General Motors asserted for a decade that unexpected stalling was not a safety defect, even as its competitors issued about 90 recalls for similar symptoms during the same period and federal safety regulators opened 42 investigations into stalling.

It was only after engineers learned that flimsy ignition switches were causing airbags to fail in Chevrolet Cobalts and Saturn Ions that GM treated the matter as a serious safety concern, and regulators now say GM waited nearly five more years to issue a recall after company engineers definitively learned of that connection.

Until announcing a recall in February, GM’s only public response to accumulating complaints of stalling was a series of service bulletins sent to dealerships and a June 2005 statement saying “practically any vehicle” can shut off if the ignition is bumped inadvertently.

A GM spokesman told The New York Times at the time that GM didn’t consider the issue to be a safety concern because the car remained controllable and could be restarted.

http://www.autonews.com/apps/pbcsi.dll/storyimage/CA/20140526/OEM11/140529905/AR/0/AR-140529905.jpg&q=80&MaxW=228&cci_ts=20140526004526
In 2004, 12,000 Saab 9-3's
were recalled
to fix glitches that caused stalling.
In contrast, an analysis of the government’s recall database by Automotive News found that American Honda, Nissan North America, Chrysler Group and other automakers voluntarily issued multiple recalls during the same period for stalling.

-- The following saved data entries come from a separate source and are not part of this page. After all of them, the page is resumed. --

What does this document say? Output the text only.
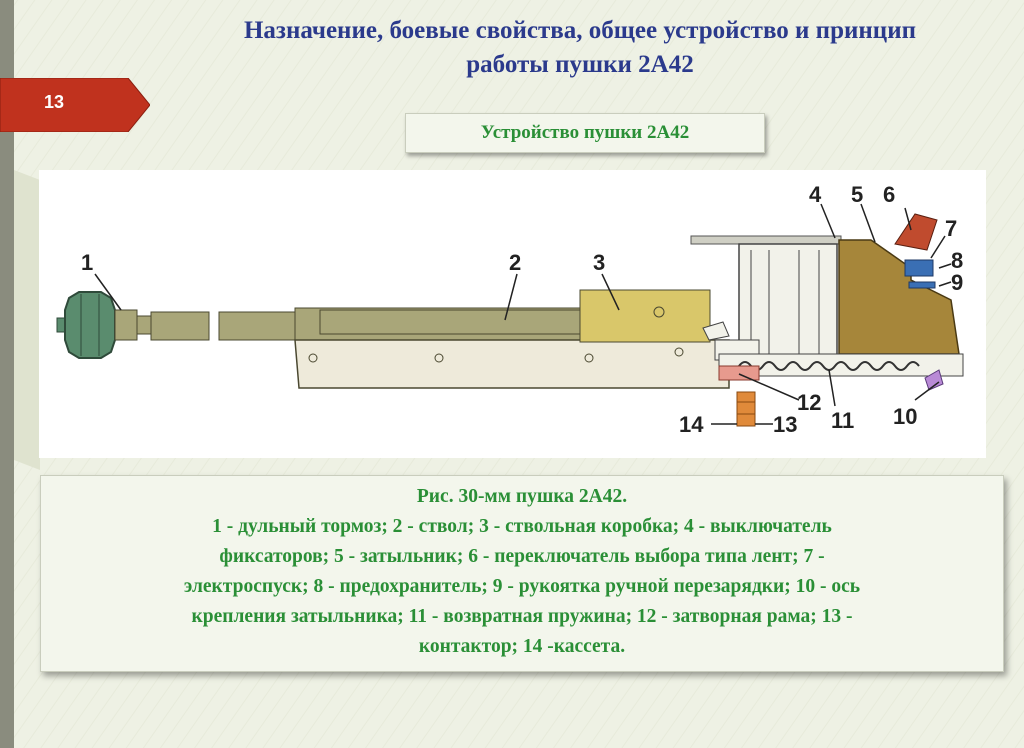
Назначение, боевые свойства, общее устройство и принцип
работы пушки 2А42
13
Устройство пушки 2А42
1	2	3
4 5 6
7
8
9
10
11
12
13
14
Рис. 30-мм пушка 2А42.
1 - дульный тормоз; 2 - ствол; 3 - ствольная коробка; 4 - выключатель
фиксаторов; 5 - затыльник; 6 - переключатель выбора типа лент; 7 -
электроспуск; 8 - предохранитель; 9 - рукоятка ручной перезарядки; 10 - ось
крепления затыльника; 11 - возвратная пружина; 12 - затворная рама; 13 -
контактор; 14 -кассета.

“The engine could stall without warning and a crash could occur,” Honda told the National Highway Traffic Safety Administration in 2007, when it recalled nearly 167,000 cars, pickups and minivans.

Nissan said in 2010, explaining a recall of more than 747,000 SUVs and pickups: “This could cause engine stalling, increasing the risk of a crash.”

Chrysler said in 2011, as it recalled about 250,000 minivans and Dodge Journeys: “Engine shutoff while driving could increase the risk of a crash.” Chrysler told NHTSA it had looked into the issue for about six months and traced the problem to the vehicles’ ignition switch being jarred or bumped into “accessory” mode.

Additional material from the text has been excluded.